I won’t take sides in this argument as I have no knowledge of the facts. I wouldn’t have been aware of the original article except for this comment. My policy is not to censor comments unless I absolutely have to, so I will let each party’s statements speak for themselves.
As I have stated in a later post on this site, after spending many months vociferously defending seller assisted down payment programs, I have personally come to the conclusion that a higher loan to value FHA loan program combined with stricter adherence to standard underwriting guidelines would be a better solution for FHA.
However, let me make sure that readers understand - If we cannot get a higher LTV FHA loan, I would rather have down seller assisted down payment programs than the rules as they exist today.
Mr. Russell, as you know from my Affidavit that is filed with the Maryland Court, I am an independent blogger and not an employee of ML. I have no connection with their business and do not have “co-workers”. To state otherwise with full knowledge of my affidavit is disingenuous at best.
While you state that my documented article is full of fabrications, you fail to provide specific information/documentation as to why public information and third party statements which I relied upon is incorrect.
The fact that I revised the verbiage in my article is not an admission of being wrong, but moreover the exercise of manners and a modicum of restraint. While I removed much of the personal commentary from the story, there wasn’t a material change in facts.
Instead of accepting the fact that as a public figure (at the center of a national controversy) you are subject to seething criticism and possible scorn, you instead result to legal (aka financial) bullying as a means of silencing opposition.
You go ahead and put together a “class action” as an attempt to squelch my voice against H.R. 6694 and the abuse from some of the so-called “non-profits” and I will continue to write and document my articles. In the end, both the courts and the public will decide.

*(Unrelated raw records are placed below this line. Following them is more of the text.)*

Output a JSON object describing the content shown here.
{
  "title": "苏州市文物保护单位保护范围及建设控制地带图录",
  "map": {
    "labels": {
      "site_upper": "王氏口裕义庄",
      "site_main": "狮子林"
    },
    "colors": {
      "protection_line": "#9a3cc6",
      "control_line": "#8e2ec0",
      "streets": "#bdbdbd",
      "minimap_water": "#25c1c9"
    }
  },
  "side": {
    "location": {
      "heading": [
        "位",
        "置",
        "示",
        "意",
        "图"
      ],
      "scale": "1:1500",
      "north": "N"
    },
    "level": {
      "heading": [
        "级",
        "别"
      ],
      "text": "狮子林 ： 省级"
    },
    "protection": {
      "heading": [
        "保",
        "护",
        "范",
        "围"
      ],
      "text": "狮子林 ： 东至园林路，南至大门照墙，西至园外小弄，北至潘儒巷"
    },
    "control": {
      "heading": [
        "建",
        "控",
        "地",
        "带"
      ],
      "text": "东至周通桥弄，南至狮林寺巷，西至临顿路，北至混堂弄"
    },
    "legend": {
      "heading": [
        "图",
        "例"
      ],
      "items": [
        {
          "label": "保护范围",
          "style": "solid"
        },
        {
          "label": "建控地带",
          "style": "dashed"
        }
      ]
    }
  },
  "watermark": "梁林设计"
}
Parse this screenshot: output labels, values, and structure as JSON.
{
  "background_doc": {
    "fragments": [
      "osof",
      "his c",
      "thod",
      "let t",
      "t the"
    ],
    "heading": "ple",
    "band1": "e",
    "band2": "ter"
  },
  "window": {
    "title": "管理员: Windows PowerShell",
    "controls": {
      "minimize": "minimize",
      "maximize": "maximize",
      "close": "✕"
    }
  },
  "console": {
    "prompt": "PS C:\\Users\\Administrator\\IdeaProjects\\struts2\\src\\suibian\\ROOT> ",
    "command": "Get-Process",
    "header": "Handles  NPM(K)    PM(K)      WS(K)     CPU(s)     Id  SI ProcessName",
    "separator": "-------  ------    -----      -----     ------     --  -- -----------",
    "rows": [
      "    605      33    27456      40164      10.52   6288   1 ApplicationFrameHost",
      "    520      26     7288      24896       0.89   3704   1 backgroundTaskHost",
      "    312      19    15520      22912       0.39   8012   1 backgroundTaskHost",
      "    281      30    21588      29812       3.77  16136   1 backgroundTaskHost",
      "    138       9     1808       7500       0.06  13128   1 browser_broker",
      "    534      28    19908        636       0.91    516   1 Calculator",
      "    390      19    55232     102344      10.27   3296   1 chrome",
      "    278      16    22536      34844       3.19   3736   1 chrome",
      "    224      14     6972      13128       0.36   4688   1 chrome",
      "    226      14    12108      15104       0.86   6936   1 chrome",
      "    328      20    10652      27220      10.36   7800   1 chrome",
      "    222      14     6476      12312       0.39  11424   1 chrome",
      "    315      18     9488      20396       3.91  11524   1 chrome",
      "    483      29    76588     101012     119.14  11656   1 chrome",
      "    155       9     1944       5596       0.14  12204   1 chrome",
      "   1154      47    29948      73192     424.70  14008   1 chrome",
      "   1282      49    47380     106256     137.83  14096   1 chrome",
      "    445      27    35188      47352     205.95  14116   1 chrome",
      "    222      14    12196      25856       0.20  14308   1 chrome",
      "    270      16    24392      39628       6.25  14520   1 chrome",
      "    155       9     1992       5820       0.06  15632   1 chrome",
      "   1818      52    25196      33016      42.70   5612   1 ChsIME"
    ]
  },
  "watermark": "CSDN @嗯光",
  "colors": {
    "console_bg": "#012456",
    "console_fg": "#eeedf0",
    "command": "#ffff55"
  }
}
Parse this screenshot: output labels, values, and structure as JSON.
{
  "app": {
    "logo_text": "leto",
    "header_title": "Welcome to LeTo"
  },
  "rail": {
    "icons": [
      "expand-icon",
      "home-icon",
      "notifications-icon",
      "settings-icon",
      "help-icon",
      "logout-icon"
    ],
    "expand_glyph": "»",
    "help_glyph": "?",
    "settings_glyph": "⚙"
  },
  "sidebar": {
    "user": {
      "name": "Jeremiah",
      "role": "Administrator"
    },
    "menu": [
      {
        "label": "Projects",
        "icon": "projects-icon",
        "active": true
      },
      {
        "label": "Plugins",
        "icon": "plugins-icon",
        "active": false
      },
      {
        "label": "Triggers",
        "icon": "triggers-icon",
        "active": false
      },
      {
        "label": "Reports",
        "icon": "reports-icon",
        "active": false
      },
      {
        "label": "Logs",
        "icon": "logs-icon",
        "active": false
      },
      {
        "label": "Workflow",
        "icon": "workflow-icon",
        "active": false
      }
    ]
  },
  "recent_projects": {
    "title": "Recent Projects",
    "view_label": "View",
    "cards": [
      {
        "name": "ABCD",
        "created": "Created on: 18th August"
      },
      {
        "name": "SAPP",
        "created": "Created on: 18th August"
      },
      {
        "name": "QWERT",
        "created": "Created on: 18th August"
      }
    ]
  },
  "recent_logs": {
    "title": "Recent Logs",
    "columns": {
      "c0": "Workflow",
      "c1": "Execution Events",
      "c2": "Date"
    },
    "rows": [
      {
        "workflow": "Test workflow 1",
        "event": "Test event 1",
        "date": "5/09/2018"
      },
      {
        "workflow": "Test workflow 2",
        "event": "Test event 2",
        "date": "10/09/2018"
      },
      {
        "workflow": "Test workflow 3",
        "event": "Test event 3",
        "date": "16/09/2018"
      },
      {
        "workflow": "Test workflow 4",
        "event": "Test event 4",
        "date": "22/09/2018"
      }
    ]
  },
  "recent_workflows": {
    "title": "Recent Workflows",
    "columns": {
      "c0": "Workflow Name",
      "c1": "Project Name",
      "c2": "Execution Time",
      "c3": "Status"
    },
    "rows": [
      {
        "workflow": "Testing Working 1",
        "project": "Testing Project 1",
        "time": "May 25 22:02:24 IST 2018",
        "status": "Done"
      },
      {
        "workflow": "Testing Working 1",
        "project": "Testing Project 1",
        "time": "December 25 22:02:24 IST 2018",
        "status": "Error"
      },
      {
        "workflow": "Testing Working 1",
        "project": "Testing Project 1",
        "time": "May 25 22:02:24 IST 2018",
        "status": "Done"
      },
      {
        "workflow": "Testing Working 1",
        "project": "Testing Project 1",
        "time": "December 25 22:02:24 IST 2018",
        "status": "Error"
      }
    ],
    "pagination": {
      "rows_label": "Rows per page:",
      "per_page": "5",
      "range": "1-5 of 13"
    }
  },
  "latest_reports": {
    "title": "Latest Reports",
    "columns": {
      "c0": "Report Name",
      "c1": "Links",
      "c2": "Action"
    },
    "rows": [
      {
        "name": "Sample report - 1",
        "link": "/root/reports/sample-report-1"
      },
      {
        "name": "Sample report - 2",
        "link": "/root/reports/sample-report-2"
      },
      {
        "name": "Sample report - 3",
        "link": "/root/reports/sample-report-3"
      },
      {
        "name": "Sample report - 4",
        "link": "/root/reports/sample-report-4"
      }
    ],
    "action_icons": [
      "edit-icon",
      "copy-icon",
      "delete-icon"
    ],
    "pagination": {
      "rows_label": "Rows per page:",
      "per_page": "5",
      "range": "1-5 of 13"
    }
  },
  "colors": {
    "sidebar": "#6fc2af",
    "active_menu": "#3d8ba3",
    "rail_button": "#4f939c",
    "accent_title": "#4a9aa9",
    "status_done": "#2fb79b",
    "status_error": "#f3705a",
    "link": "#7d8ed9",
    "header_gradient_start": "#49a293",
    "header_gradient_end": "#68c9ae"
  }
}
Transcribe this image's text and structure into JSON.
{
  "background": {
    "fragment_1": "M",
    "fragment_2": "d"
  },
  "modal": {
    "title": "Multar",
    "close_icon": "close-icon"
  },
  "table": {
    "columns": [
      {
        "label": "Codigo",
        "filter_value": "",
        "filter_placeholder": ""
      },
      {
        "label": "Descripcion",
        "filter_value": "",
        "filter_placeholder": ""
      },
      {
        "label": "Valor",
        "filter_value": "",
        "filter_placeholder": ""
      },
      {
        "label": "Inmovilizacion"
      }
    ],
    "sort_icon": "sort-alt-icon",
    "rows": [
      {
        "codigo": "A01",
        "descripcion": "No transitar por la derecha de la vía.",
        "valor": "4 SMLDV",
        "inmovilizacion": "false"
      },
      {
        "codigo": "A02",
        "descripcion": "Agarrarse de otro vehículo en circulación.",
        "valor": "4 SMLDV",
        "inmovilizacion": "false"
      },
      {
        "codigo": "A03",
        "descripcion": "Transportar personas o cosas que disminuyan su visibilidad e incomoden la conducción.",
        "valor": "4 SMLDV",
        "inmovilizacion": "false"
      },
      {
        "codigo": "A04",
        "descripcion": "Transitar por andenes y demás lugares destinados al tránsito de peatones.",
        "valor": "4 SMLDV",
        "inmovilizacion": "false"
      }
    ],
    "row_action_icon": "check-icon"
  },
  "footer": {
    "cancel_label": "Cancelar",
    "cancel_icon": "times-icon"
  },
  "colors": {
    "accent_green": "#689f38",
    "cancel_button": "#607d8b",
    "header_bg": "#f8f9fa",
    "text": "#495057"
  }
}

FHASellerFundedDownpaymentOutfitSuesMLImplode
InEffortToSilenceCr.html
http://whistleblower.ml-implode.com/?page_id=122
And:
http://whistleblower.ml-implode.com/?p=184
Russell you might want to go back and take a look at the filing. As we clearly state, the initial version of the story was intentionally posted only for INTERNAL circulation; the public status was indeed unintentional. Your insistence on intentionality is completely baseless and since that is the case, you have manufactured a ridiculous claim about extortion (As if we would want YOUR money… Don’t flatter yourself. I’d rather eat depleted nuclear waste, in fact.).
For those following along at home, all the substantive points of the original post still stand; we simply scaled back some opinion and wording to meet Russell’s initial shrill complaints. This leaves nothing left by way of defamation, which is why Russell must continually conflate the initial and final posting, and make up fantasies about extortion.
If we really cared that much about the money, why would we leave the article up and go through an expensive court battle?